A fé tinha desaparecido por completo, mas o respeito e a estima haviam permanecido
intactos. Concedíeis-me outras graças, meu Deus, mantínheis em mim o gosto pelo
estudo, pelas leituras sérias, pelas coisas belas, a repugnância pelo vício e
pela fealdade. Fazia o mal, mas não o aprovava nem o amava. Dáveis-me essa vaga
inquietação de uma má consciência que, por adormecida que esteja, nem por isso
está morta.
Nunca senti esta tristeza, este mal-estar, esta inquietação, senão nessa
altura. Era, pois, um dom vosso, meu Deus; que longe estava eu de suspeitar de
que assim fosse! Que bom sois! E, ao mesmo tempo que impedíeis a minha alma,
por essa invenção do vosso amor, de se afundar irremediavelmente, preserváveis
o meu corpo: pois se tivesse morrido nessa altura, teria ido para o inferno. Os
perigos da viagem, tão grandes e tão numerosos, de que me fizestes sair como
que por milagre! A saúde inalterável nos lugares mais malsãos, apesar de tão
grandes fadigas!
Ó meu Deus, como tínheis a vossa mão sobre mim, e quão pouco eu a sentia!

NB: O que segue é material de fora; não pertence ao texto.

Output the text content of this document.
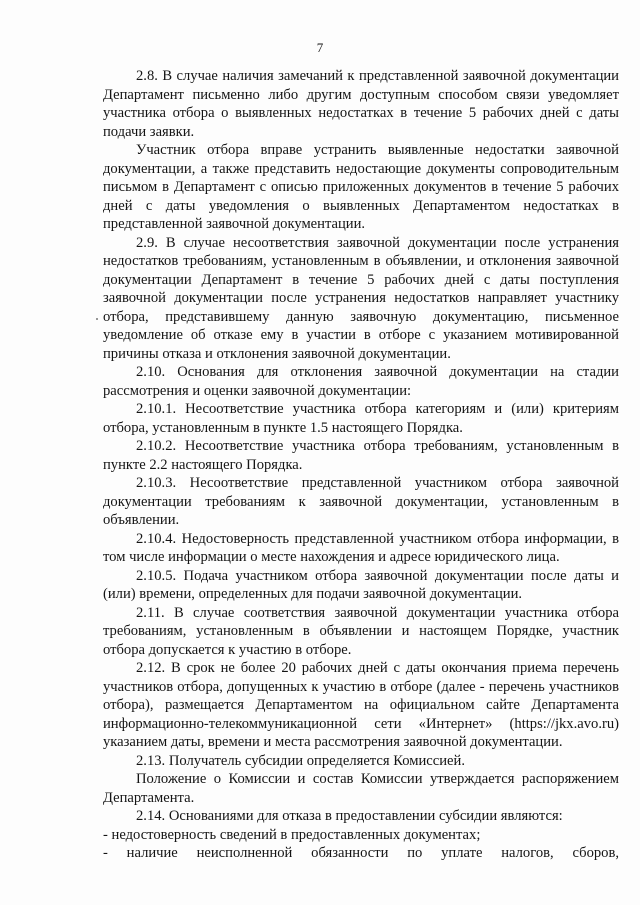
7

2.8. В случае наличия замечаний к представленной заявочной документации Департамент письменно либо другим доступным способом связи уведомляет участника отбора о выявленных недостатках в течение 5 рабочих дней с даты подачи заявки.

Участник отбора вправе устранить выявленные недостатки заявочной документации, а также представить недостающие документы сопроводительным письмом в Департамент с описью приложенных документов в течение 5 рабочих дней с даты уведомления о выявленных Департаментом недостатках в представленной заявочной документации.

2.9. В случае несоответствия заявочной документации после устранения недостатков требованиям, установленным в объявлении, и отклонения заявочной документации Департамент в течение 5 рабочих дней с даты поступления заявочной документации после устранения недостатков направляет участнику отбора, представившему данную заявочную документацию, письменное уведомление об отказе ему в участии в отборе с указанием мотивированной причины отказа и отклонения заявочной документации.

2.10. Основания для отклонения заявочной документации на стадии рассмотрения и оценки заявочной документации:

2.10.1. Несоответствие участника отбора категориям и (или) критериям отбора, установленным в пункте 1.5 настоящего Порядка.

2.10.2. Несоответствие участника отбора требованиям, установленным в пункте 2.2 настоящего Порядка.

2.10.3. Несоответствие представленной участником отбора заявочной документации требованиям к заявочной документации, установленным в объявлении.

2.10.4. Недостоверность представленной участником отбора информации, в том числе информации о месте нахождения и адресе юридического лица.

2.10.5. Подача участником отбора заявочной документации после даты и (или) времени, определенных для подачи заявочной документации.

2.11. В случае соответствия заявочной документации участника отбора требованиям, установленным в объявлении и настоящем Порядке, участник отбора допускается к участию в отборе.

2.12. В срок не более 20 рабочих дней с даты окончания приема перечень участников отбора, допущенных к участию в отборе (далее - перечень участников отбора), размещается Департаментом на официальном сайте Департамента информационно-телекоммуникационной сети «Интернет» (https://jkx.avo.ru) указанием даты, времени и места рассмотрения заявочной документации.

2.13. Получатель субсидии определяется Комиссией.

Положение о Комиссии и состав Комиссии утверждается распоряжением Департамента.

2.14. Основаниями для отказа в предоставлении субсидии являются:

- недостоверность сведений в предоставленных документах;

- наличие неисполненной обязанности по уплате налогов, сборов,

Como me protegestes! Como me abrigastes sob as vossas asas, quando eu nem
sequer acreditava na vossa existência! E, enquanto assim me protegíeis, e o
tempo ia passando, parecia-Vos que tinha chegado o momento de me reconduzir ao
cercado.
Desfizestes, apesar de mim, todos os laços maus que me teriam mantido
afastado de Vós; desfizestes mesmo todos os laços bons que me teriam impedido
de ser, um dia, todo vosso. Foi a vossa mão, e só ela, que fez disto o começo,
o meio e o fim. Que bom sois!
Era necessário fazê-lo, para preparar a minha alma para a verdade; o
demónio é excessivamente senhor de uma alma que não é casta, para nela deixar
entrar a verdade; não podíeis entrar, meu Deus, numa alma onde o demónio das
paixões imundas reinava como senhor. Queríeis entrar na minha, ó Bom Pastor, e
fostes Vós que dela expulsastes o vosso inimigo.
Charles
de Foucauld (1858-1916), eremita e missionário no Saara in 'Retiro
em Nazaré', Novembro de 1897
2 comentários:
Homem bom! Intercedei por nós, Beato Charles de Foucauld!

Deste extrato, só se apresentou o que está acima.